Growth analysis of planktonic and biofilm cultures.
For analysis of planktonic cells, bacteria were grown in MMM in culture flasks (1 : 100 inoculum) with shaking (250 r.p.m.) at room temperature. Measurements of turbidity (OD500) were taken every 2 h, and the amount of total cellular protein was determined every 6 h.
Biofilm growth experiments were performed with biofilms cultivated in flowing systems on hydrophobic or hydrophilic surfaces that included Teflon mesh, glass coverslips and silicon tubing. Biofilm growth on Teflon mesh was performed in once flow-through 1 litre bioreactors. Planktonic cultures (700 ml of an 18 h culture) were used to inoculate the reactor containing the mesh. Cells were allowed to attach for 60 min, and then the cell suspension was replaced with fresh minimal medium. Flow of fresh medium was initiated at 2 ml min1. For biomass analysis, the mesh was removed from the reactor, and washed twice in marine salts buffer (MMM without glucose) to remove planktonic and loosely adhered cells. Attached cells were then removed by ultrasonication with a probe-type cell-disruptor (Cole Parmer Instruments) for 3 min, with intermittent ultrasonication cycles of 10 s on and 10 s off. The amount of total cellular protein for attached bacteria was determined per unit surface area by using the bicinchoninic acid (BCA) assay (Pierce Biotechnology). Biofilm growth on glass coverslips was determined by using the once flow-through system as described previously (Nivens et al., 2001). The flow-cell system consisted of a medium reservoir, pump, silicon tubing, a flow-cell and a waste container. The flow-cell contained a glass coverslip (5·3 cm2) as the substratum, which was sealed to a polycarbonate support with a Viton gasket. Biofilms were removed from the surface and analysed as described for the Teflon mesh experiments. Biofilms were also cultivated on silicon tubing (size 18 Masterflex tubing 3060 cm) as described by Sauer & Camper (2001)
. The silicone tubing was filled with marine salts buffer, and the biofilms extracted with the plunger of a 5 ml syringe. Biofilms in each reactor type were cultivated for 7 to 106 h at room temperature.
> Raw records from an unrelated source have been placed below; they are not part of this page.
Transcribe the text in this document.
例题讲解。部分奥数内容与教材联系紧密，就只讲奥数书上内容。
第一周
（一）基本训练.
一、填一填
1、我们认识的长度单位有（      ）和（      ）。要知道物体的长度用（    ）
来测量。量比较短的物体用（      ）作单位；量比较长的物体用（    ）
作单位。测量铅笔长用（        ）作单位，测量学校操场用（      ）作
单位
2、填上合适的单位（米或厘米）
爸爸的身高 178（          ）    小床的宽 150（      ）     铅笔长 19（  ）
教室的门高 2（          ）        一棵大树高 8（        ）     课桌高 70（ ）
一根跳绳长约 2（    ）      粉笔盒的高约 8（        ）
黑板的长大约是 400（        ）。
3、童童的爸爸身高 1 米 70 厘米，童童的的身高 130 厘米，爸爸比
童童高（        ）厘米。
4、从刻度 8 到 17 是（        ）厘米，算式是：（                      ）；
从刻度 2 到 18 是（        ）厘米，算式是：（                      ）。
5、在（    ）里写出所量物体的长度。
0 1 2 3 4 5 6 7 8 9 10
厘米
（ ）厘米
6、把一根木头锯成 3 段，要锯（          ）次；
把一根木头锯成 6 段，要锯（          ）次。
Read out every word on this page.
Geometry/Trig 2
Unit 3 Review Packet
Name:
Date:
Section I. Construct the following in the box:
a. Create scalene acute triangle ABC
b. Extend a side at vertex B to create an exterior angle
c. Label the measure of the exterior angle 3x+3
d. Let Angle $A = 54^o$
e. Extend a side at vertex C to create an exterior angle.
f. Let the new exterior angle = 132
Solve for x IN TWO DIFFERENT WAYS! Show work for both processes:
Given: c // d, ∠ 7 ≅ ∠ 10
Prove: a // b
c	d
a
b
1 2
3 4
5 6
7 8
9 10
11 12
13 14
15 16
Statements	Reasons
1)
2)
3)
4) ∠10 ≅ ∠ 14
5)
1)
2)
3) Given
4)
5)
Microscopic analysis of biofilms.
Scanning confocal laser microscopy (SCLM) and light microscopy experiments were performed on biofilms cultivated on glass coverslips using the once flow-through system (Nivens et al., 2001). Stacks of confocal images (512x512 bit resolution) were collected using a Leica TCS NT SCLM equipped with a x100 objective. Bacteria were observed following staining of the cells for 20 min with LIVE/DEAD BacLight stain (Molecular Probes). Three-dimensional reconstructions of the images were made using a maximum projection of the image stacks. The total surface-associated biomass was observed with reflected laser light of combined 488 and 586 nm wavelengths. Biofilms were stained with alcian blue (0·1 % in water), and the extracellular acidic polysaccharide surrounding the bacteria (Gerhardt, 1994
) observed with a Olympus PH2-RFCA light microscope with x100 objective. Transmission electron microscopy (TEM) was performed on 18 h planktonic cultures and on biofilms cultivated on silicone tubing (106 h biofilms). For TEM, bacteria were fixed with 25 % glutaraldehyde, applied to 300 mesh Formvar coated cooper grids, stained with 1 % uranyl acetate and analysed with a Zeiss 100CA transmission electron microscope.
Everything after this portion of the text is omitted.